Outside of Congress, other interested parties appear wary of the BLM’s move from the nation’s capital. Environmental groups charge that the current move lacks a “fact-based rationale” and failed to benefit from any input from affected agency employees. A letter from the Public Lands Foundation to the Senate Appropriations Committee also charged that the move really served as an improper means to drive out experienced staff and consolidate power for political appointees. Others criticized the optics of the fact that the Grand Junction BLM headquarters will reside in an office building owned by the Chevron Corporation, a large American oil company.

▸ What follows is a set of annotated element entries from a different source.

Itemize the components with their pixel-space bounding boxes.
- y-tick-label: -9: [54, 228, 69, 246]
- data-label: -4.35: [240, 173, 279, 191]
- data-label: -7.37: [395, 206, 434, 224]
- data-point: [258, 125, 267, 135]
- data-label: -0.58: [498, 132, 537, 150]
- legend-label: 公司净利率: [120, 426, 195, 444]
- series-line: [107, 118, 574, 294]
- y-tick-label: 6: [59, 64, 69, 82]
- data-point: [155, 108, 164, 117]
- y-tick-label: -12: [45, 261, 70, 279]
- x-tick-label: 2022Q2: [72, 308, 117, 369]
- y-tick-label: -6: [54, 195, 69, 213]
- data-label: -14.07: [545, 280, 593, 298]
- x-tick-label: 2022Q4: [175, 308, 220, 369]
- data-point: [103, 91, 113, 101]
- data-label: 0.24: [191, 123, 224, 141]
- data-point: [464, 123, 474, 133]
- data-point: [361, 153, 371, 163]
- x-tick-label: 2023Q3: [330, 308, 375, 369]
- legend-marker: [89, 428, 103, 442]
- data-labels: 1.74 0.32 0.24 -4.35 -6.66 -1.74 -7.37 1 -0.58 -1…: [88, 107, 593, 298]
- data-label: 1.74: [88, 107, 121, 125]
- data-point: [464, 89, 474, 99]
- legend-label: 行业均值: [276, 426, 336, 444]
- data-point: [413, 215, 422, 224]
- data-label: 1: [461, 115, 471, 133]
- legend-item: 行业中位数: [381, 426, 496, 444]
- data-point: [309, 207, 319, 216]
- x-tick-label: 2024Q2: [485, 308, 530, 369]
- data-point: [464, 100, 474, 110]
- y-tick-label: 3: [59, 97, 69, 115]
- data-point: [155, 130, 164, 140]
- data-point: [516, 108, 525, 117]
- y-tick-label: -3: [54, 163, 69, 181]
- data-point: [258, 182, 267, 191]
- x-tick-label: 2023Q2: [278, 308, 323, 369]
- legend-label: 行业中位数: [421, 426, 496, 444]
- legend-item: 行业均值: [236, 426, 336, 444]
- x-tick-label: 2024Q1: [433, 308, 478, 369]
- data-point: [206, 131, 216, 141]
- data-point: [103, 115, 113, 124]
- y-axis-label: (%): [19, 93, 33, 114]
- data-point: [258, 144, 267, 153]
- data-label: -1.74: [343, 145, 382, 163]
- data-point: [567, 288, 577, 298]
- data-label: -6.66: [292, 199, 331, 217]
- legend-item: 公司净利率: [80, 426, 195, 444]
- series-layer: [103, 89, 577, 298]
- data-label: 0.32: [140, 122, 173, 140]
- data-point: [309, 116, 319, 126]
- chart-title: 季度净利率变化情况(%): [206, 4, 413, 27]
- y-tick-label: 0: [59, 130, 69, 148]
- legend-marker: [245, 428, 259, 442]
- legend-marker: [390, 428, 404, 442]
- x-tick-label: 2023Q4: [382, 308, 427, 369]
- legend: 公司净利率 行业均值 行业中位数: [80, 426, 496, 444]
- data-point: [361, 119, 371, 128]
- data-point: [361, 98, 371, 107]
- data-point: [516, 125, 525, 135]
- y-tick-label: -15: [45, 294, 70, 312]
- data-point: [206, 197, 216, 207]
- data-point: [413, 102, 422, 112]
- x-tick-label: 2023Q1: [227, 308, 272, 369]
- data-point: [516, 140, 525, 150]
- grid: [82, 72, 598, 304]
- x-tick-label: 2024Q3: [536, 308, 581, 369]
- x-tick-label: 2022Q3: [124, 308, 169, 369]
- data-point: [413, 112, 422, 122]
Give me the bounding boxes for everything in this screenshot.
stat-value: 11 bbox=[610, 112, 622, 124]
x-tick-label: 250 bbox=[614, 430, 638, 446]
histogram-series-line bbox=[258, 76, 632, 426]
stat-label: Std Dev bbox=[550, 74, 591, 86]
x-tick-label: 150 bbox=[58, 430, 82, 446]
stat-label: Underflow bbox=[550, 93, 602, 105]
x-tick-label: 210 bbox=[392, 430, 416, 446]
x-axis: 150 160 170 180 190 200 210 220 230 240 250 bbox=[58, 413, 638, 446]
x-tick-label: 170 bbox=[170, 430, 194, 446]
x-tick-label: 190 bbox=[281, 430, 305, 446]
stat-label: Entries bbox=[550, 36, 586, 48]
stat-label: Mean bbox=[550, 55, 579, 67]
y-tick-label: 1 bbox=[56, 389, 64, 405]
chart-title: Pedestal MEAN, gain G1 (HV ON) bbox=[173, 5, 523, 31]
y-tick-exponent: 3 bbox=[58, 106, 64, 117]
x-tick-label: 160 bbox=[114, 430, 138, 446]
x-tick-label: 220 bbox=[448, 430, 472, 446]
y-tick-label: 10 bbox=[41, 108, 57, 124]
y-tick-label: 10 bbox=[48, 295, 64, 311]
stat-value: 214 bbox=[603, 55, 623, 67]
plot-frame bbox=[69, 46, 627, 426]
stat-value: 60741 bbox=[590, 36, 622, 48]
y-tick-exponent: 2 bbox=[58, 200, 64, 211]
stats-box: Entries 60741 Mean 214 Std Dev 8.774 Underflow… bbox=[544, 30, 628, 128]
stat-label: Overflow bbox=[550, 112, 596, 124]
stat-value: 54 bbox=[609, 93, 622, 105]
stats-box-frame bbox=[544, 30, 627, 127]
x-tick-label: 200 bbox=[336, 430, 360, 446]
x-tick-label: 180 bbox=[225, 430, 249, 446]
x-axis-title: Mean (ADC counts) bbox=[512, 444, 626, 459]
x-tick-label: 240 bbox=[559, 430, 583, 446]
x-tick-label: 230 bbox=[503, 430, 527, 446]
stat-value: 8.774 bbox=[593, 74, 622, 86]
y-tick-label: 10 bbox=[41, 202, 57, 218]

Analysts indicate that the ultimate economic impact of moving many Washington area federal employees to new regions across the country may be outweighed by other considerations. Talent drain occurs with major relocation efforts, and it may be perpetuated as those on the job market may not want to leave the Washington metro area. Relocation would also impact the ability of agencies to communicate with each other and with Congress, which is currently facilitated by their offices’ physical proximity.
These negative consequences may be amplified if Congress approves the Hawley-Blackburn bill, but Democratic opposition to moving the BLM to Colorado makes congressional passage unlikely.
Considering that the BLM is only one month into its journey westward, the long-term effects of the agency’s relocation are not yet certain. For those policymakers like Haley and Blackburn who seek to move other agencies outside of Washington, they must hope the new model for the BLM’s operations is but a sign of things to come.